Le choix de Mme Mary Simon comme gouverneure générale a suscité l’émoi la semaine dernière. Pour la première fois de l’histoire, nous aurons une représentante autochtone de Sa Majesté au Canada. Née dans la communauté inuite de Kangiqsualujjuaq, au Nunavik, Mme Simon a fait carrière aux Affaires étrangères, notamment en tant qu’ambassadrice au Danemark.

Nul besoin de vous rabattre les oreilles avec le fait que Mme Simon ne parle pas français. Tout a déjà été dit sur le sujet.

Toutefois, la nomination d’une personne ayant l’inuktitut comme langue maternelle fut accompagnée d’une prise de conscience généralisée sur les langues autochtones. La très grande majorité d’entre elles n’existent qu’en territoire nord-américain. L’inuktitut est d’ailleurs une exception notable, étant aussi parlé au Groenland. Ces langues ont été non seulement négligées, mais historiquement opprimées par les gouvernements canadien et états-unien. À tel point que certaines d’entre elles sont déjà disparues, comme le béothuk, langue du peuple du même nom, vivant sur l’île de Terre-Neuve jusqu’à son extinction en 1829.

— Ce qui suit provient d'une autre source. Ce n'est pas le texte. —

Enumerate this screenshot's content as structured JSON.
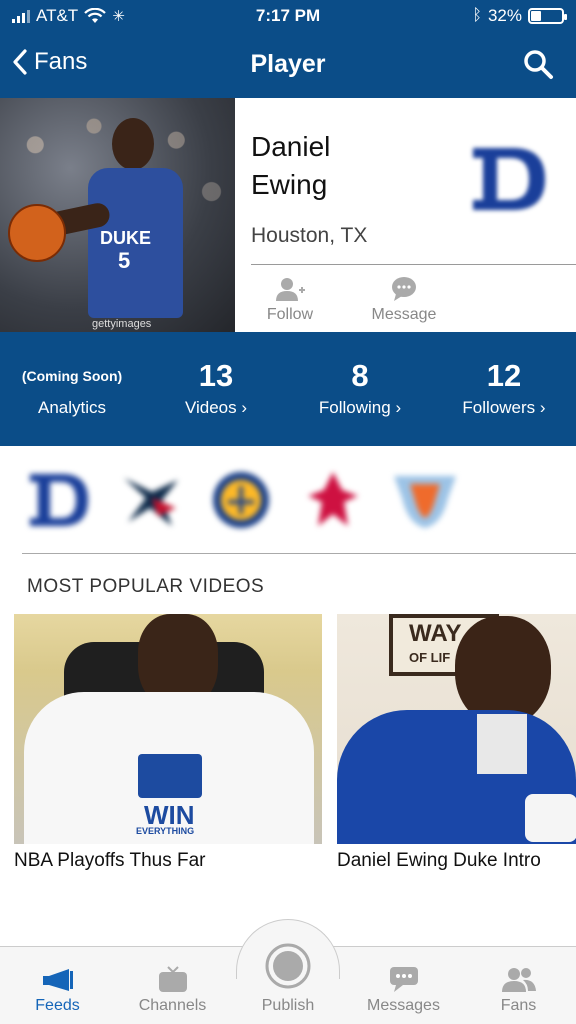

Des quelque 60 langues autochtones qui restent au Canada, seulement trois sont considérées comme étant en bonne santé: le cri, l’ojibwé et l’inuktitut, détenant 96 000, 57 000, et 40 000 locuteurs, respectivement. Parmi les langues autochtones présentes dans les Maritimes aujourd’hui, on compte un peu plus de 7000 individus parlant le mi’kmawi’simk, langue du peuple mi’kmaq. Les langues malécites, le wolastoqey et le passamaquody, ne sont encore parlées que par environ 350 et 500 locuteurs respectivement; la très grande majorité d’entre eux ont plus de 50 ans. Autrement dit, ces langues pourraient disparaître d’ici une génération ou deux.

L’adoption, en 2019, de la Loi sur les langues autochtones, avait été célébrée par le gouvernement fédéral qui, pour la première fois, se reconnaissait une responsabilité dans la revitalisation et la préservation de ces langues. Cette loi n’avait toutefois pas fait de vagues parmi la population en général. Et pour cause: elle ne remettait pas en question le statut quo symbolique des langues officielles.

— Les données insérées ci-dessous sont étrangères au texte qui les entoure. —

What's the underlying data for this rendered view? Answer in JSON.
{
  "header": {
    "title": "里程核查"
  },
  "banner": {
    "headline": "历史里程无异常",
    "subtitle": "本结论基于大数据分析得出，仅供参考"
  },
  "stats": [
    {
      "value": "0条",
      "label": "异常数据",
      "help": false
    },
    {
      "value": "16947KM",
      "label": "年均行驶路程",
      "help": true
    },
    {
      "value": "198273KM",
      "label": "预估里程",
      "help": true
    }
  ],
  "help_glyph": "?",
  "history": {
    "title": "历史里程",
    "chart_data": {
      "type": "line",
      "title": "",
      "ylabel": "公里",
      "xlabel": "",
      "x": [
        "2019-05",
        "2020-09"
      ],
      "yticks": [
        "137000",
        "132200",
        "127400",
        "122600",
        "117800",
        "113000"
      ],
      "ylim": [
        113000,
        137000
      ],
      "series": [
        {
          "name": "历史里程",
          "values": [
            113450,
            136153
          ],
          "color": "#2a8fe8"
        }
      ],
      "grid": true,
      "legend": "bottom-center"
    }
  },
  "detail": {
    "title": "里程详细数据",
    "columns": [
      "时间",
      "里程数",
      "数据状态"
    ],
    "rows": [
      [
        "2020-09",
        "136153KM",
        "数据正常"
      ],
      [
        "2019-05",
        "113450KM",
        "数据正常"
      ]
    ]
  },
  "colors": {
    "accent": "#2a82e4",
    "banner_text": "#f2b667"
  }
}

Il aura fallu la nomination de Mme Simon pour qu’on se pose réellement la question dans l’arène publique: devrait-on officialiser les langues autochtones?

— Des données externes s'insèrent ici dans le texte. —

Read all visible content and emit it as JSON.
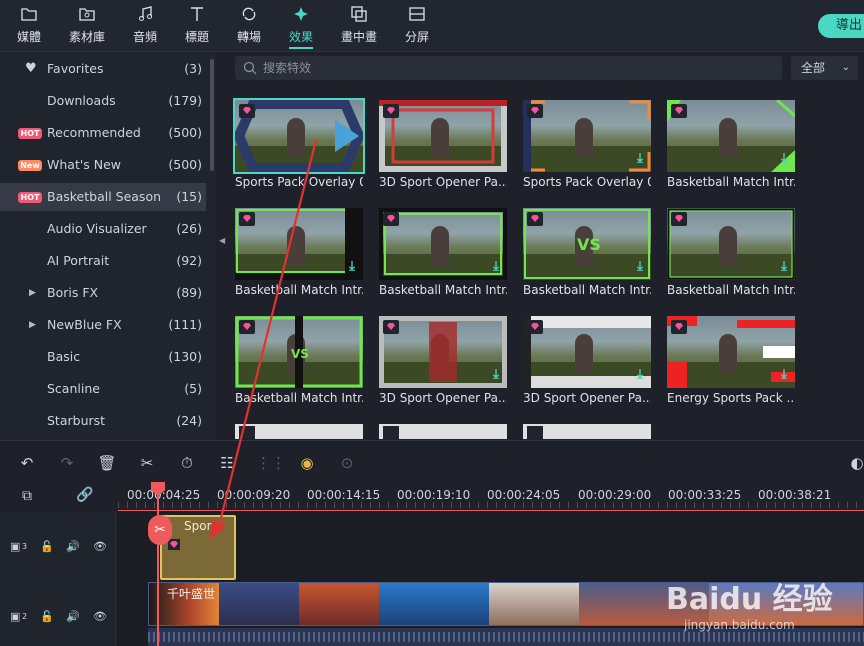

Si on prend la peine d’écouter les premiers intéressés sur la question, on se rend rapidement compte que la réponse n’est pas simple. Certaines communautés autochtones souhaitent effectivement pour leur langue un statut égal au français et à l’anglais. D’autres n’ont que faire de ce statut, surtout s’il n’est pas accompagné de services et surtout, de ressources afin d’habiliter leurs communautés à renforcer leur langue afin d’assurer leur survie.

La complexité de l’enjeu ne signifie pas, néanmoins, que la conversation ne mérite pas d’avoir lieu, au contraire. Et les événements de la semaine dernière nous rappellent qu’il est primordial que les francophones participent à cette conversation.

Les communautés francophones et acadienne ont durement gagné leur place à la table des langues officielles au Canada. Il est maintenant temps d’y ajouter des chaises – tout en continuant à occuper la nôtre.